I did this twist-out on “old hair” (previously styled but not dirty hair), but you can also do this on freshly washed or co-washed hair. I tried doing a twist-out on my Big Chopped 2.5-inch hair, but I didn’t like the results (at all)! I also tried a twist-out on my freshly washed hair, but I think I might like the results better on previously styled hair. Although, since my twist-out turned out so well this time, I might try this technique again on freshly washed hair. Because I have low-porosity natural hair, I have found that my styles turn out significantly better when I layer in several products as opposed to just using one or two products (like I did when I had high-porosity relaxed hair). Those who want to try this technique on old hair can skip steps 1-3 like I did. Here are the products/steps I used to attain this style:

  1. Shampoo
  2. Condition
  3. Deep Condition
  4. Apply a heavy moisturizer. (I used about two tablespoons of my rinse-out VO5 Moisture Milk conditioner, but I didn’t rinse it out.) Let air dry for 5-10 minutes.
  5. Lightly mist your hair with your favorite leave- in. (I used my DIY glycerin spritz.)
  6. Apply a light oil. (I used olive oil.)
  7. Two-strand twist your hair in sections. (Since my hair is so short, I randomly twisted sections of my hair instead of parting and sectioning off my head in quadrants like I used to do when my hair was much longer.)
  8. Lightly rewet hair (if necessary) to keep hair moist as you twist the sections of your hair.
  9. Wrap hair in a satin scarf/bonnet.
  10. The next day (or whenever you are ready to untwist your hair), lightly mist your hair with your favorite leave- in. (I used my DIY glycerin spritz.)
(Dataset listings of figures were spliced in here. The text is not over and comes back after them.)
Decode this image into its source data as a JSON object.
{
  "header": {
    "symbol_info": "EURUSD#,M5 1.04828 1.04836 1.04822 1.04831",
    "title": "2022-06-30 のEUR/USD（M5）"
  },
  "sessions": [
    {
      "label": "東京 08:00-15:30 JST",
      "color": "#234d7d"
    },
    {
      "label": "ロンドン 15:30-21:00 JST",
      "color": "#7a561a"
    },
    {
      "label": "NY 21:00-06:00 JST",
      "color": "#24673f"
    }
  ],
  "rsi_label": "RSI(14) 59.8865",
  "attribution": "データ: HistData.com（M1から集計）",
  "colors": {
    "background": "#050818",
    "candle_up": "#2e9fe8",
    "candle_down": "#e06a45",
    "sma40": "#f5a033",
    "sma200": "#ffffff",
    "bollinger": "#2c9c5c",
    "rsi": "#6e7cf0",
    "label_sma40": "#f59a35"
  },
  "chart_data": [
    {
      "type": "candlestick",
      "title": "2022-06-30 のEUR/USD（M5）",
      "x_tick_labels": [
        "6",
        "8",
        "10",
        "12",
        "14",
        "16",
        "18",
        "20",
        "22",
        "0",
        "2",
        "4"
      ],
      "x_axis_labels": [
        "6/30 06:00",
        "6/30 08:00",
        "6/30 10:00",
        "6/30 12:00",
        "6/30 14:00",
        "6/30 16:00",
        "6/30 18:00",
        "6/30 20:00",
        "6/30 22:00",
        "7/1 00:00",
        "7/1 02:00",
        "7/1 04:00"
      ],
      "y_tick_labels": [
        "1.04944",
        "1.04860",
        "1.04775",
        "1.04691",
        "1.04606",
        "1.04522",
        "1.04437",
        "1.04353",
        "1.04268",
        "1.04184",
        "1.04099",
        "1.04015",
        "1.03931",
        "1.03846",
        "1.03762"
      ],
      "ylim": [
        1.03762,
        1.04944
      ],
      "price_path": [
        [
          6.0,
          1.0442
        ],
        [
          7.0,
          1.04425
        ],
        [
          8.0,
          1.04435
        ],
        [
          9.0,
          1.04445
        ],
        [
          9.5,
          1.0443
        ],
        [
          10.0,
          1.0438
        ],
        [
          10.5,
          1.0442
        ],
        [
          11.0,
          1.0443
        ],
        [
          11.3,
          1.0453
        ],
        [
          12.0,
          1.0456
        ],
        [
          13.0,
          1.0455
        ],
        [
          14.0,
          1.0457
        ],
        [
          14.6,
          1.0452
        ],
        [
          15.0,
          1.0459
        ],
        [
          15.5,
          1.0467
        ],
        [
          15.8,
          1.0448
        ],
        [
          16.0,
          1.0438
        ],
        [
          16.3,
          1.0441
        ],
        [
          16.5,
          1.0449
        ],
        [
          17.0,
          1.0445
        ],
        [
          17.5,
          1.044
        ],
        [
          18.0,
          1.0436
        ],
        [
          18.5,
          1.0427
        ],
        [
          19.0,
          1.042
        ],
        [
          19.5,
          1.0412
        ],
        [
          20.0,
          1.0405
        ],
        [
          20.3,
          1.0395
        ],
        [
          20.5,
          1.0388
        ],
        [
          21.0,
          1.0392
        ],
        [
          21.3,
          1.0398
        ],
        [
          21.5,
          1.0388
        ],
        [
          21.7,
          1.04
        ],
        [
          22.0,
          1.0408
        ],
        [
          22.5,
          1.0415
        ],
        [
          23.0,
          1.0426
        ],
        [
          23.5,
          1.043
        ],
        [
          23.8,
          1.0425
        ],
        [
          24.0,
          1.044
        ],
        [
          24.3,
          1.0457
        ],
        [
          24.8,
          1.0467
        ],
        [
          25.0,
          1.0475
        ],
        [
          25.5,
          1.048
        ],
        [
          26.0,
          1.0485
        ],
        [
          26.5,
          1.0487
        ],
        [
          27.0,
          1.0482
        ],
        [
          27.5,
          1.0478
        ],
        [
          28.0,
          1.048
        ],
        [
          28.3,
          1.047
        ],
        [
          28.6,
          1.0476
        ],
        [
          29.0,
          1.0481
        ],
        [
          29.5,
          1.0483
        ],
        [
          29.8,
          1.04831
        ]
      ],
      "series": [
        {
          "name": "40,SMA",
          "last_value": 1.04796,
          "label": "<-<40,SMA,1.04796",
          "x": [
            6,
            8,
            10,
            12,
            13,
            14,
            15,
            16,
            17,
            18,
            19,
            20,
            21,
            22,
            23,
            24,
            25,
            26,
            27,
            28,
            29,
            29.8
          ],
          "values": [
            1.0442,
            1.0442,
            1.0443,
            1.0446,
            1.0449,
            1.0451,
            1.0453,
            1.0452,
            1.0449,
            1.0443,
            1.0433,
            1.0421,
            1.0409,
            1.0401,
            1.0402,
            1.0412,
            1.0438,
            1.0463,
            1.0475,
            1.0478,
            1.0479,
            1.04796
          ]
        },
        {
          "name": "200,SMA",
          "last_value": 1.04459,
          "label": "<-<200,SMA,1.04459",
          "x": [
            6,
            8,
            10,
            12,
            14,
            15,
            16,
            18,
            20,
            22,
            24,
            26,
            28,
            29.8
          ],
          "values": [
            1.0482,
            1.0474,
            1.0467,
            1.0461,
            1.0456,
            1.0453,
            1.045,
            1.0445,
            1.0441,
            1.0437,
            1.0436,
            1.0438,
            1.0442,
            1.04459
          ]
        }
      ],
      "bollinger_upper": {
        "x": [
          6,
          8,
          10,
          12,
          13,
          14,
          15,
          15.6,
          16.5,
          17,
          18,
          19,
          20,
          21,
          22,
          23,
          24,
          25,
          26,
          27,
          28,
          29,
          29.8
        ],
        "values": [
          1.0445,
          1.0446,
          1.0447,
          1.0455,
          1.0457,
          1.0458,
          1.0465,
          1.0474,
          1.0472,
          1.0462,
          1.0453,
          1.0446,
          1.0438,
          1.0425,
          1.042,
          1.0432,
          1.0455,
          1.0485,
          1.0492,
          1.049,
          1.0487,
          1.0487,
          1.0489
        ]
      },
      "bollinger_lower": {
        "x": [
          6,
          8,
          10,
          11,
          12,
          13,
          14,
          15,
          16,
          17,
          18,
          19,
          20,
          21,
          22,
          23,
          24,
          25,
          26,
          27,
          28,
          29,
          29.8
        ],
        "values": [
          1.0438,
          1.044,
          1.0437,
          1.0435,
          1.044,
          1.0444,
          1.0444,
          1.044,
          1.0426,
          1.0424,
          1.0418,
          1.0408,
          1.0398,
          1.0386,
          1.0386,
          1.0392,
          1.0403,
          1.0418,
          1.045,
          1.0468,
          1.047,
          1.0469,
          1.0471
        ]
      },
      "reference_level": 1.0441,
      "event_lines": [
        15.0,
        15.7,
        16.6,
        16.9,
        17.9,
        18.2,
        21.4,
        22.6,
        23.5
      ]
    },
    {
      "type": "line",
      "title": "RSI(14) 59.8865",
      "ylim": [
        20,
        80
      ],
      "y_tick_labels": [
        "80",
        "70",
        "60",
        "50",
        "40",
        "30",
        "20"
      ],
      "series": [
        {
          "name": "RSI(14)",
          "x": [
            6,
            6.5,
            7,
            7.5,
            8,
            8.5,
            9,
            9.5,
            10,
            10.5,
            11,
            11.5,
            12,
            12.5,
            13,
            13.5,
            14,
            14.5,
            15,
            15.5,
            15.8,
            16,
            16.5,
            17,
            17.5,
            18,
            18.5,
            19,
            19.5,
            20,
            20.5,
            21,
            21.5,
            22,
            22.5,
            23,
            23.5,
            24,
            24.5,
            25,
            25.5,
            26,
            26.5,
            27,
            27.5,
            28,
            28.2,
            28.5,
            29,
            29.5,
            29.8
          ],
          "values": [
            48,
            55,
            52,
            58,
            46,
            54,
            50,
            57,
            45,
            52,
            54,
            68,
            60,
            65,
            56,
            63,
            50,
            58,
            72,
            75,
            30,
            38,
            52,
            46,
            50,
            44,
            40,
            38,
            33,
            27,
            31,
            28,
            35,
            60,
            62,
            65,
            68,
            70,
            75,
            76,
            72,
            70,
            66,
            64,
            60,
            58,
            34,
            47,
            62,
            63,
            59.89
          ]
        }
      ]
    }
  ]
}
  11. Spritz your hands with an oil of choice or use your favorite butter (i.e., shea butter, cocoa butter, mango butter, etc). I used my homemade whipped shea soufflé.
  12. As you undo each twist, use additional oil or hair butter as necessary.
  13. Rub about a teaspoon of your favorite gel between the palms of your hands or the tips of your fingers. (I used my homemade Eco Styler custard.) Gently run your hands or the pads of your fingers over your hair.
  14. Add about a teaspoon of hair pomade between the palms of your hands or the tips of your fingers. (I used Elasta QP’s conditioning glaze.) Gently run your hands or the pads of your fingers over your hair.

This may seem like a lot of steps, but this didn’t take me very long to do at all. I twisted my whole head in 20-30 minutes. The next day, I untwisted my hair and styled it to my liking in about 10-15 minutes. Using this technique, my hair lasted for three days before I needed to retwist it. To refresh my style, I just lightly misted my hair in the a.m. with my DIY glycerin spritz and then gently fluffed my coils. At night, I lightly misted my hair again and wrapped my hair with a satin scarf.